Drogen­miss­brauch und paranoide Schizophrenie des Beklagten

Sein Verteidiger erklärte, dass sein zwischen­zeitlich seit zwei Jahren unter gesetzlicher Betreuung stehende Mandant unter wiederkehrenden Muskellähmungen leide und keine Erinnerungen an das Ereignis mehr habe. Nach diesem Vorfall habe er sich für etwa drei bis vier Monate in stationärer Behandlung befunden. Es bestehe kein Zusammenhang zwischen einem Hang zum Rausch­mit­tel­miss­brauch und dem Vorfall, erst recht keine Gefahr, dass vom Beschuldigten infolge eines solchen Hangs weitere erhebliche rechtswidrige Taten zu erwarten seien. Die seinerzeit den Beschuldigten behandelnde Ärztin gab als Zeugin an, dass dieser unerwartet aus dem Bett aufgesprungen sei: "Den Monitor riss er aus der Wand - samt Halterung und Rohren, die in der Wand verankert waren. Der Patient kniete sich am Bettende hin. Als der Patient aus dem Bett sprang, schlug er um sich, verletzte aber niemand. Zwei Bettplätze waren für mehrere Wochen unbenutzbar. Die Sachverständige erklärte, dass neben der festgestellten Drogen- und Alkohol­in­to­xi­kation zum Vorfa­lls­zeitpunkt bei der Untersuchung von Haaren des Beschuldigten ein schädlicher Gebrauch von Alkohol und Cannabis festgestellt worden war. Er leide bei einer paranoiden Schizophrenie und einer Abhängigkeit von diversen Substanzen und Alkohol an Halluzinationen und Konzen­tra­ti­o­ns­s­tö­rungen, unterziehe sich derzeit aber konsequent einer entsprechenden psychiatrischen Behandlung. Es gebe keine Erkenntnisse über eine nunmehrige Abstinenz des Beschuldigten. Seine Schuldfähigkeit sei zum Tatzeitpunkt jedenfalls gemindert, vielleicht sogar aufgehoben gewesen.
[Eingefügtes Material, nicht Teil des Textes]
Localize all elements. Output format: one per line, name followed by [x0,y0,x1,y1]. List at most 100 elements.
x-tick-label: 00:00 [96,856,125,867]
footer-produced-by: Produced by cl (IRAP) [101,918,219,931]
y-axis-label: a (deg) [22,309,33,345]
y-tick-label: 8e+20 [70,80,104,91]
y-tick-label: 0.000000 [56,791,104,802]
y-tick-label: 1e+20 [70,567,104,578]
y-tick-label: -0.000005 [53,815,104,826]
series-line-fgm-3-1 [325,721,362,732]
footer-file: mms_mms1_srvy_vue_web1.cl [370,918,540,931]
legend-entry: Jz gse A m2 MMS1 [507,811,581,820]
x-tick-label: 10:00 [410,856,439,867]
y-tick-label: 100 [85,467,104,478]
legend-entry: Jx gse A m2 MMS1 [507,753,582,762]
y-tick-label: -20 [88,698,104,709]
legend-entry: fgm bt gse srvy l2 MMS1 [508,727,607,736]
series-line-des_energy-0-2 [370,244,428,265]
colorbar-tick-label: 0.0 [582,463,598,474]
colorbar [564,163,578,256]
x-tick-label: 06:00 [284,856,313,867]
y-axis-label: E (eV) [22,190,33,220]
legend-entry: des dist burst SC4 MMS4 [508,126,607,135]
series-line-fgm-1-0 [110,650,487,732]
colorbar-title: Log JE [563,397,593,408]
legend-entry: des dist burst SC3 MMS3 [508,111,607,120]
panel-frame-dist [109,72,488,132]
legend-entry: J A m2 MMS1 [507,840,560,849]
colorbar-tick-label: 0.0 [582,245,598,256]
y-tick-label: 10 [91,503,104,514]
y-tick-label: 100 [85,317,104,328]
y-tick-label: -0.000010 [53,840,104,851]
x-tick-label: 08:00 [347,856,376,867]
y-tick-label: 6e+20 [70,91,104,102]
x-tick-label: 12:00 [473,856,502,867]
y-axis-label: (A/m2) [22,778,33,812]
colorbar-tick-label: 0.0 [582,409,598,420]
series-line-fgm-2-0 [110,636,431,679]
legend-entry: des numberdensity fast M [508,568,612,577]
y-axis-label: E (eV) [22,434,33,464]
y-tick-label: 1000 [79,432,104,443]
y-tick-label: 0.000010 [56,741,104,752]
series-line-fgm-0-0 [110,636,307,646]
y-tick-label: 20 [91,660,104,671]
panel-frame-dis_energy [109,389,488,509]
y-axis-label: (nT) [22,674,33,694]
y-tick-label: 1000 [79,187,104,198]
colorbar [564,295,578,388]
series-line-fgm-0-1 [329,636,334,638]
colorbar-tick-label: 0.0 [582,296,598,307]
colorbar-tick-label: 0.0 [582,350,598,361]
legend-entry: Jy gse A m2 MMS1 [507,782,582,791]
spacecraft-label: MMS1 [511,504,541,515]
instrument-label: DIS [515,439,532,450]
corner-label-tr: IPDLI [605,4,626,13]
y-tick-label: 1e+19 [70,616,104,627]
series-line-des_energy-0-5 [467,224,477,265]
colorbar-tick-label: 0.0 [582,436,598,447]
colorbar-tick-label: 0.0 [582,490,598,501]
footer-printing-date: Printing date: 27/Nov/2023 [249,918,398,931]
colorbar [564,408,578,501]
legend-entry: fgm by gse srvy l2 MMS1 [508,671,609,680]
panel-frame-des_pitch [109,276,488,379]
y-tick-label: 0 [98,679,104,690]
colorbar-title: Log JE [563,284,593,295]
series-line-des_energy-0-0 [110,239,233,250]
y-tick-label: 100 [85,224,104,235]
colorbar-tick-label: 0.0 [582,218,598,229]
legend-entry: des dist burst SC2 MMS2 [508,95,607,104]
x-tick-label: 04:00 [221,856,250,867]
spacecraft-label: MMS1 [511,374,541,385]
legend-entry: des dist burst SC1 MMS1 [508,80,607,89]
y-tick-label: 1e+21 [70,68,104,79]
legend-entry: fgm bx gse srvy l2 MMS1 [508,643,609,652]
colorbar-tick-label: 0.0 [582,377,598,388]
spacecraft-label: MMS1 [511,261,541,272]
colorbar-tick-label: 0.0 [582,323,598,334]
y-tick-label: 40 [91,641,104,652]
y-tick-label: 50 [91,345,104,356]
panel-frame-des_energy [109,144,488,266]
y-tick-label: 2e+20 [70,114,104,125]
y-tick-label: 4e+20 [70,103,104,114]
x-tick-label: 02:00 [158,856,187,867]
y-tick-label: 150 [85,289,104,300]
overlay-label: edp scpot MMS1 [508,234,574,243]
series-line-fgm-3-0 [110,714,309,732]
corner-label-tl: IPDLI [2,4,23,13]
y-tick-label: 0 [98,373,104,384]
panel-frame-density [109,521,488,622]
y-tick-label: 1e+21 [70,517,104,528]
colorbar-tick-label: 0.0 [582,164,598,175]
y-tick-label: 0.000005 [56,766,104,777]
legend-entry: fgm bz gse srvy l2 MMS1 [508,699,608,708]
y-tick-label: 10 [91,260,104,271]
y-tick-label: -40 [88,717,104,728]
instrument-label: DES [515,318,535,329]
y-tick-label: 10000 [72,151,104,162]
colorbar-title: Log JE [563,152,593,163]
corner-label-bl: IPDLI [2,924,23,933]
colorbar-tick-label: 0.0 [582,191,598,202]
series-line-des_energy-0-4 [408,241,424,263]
Bewährung wegen Schul­d­un­fä­higkeit des Beklagten

Nach Auffassung des AG sei der Beschuldigte aufgrund seiner paranoiden Schizophrenie und einer Substanz- und Alkoho­l­ab­hän­gigkeit zum Tatzeitpunkt einer pathologischen alkohol- und drogen­in­du­zierten Rauschin­to­xi­kation unterlegen. "Der Beschuldigte war daher nicht in der Lage, das Unrecht der Tat einzusehen und nach dieser Einsicht zu handeln." Im Zustand der Schul­d­un­fä­higkeit habe er eine versuchte Körper­ver­letzung und eine Zerstörung wichtiger Arbeitsmittel begangen. "Es bestehe auch weiterhin die Gefahr, dass der Beschuldigte bei einem Rückfall aufgrund seines Hanges neue erhebliche Straftaten begehen würde. Mittlerweile haben sich die Lebens­ver­hältnisse des Beschuldigten geändert, er lebt in einer festen Beziehung. Er hat freiwillig einen Betreuer sich bestellen lassen und eine Therapie begonnen. Daher sieht es auch das Gericht als ausreichend an, die Vollstreckung der Maßregel zur Bewährung auszusetzen.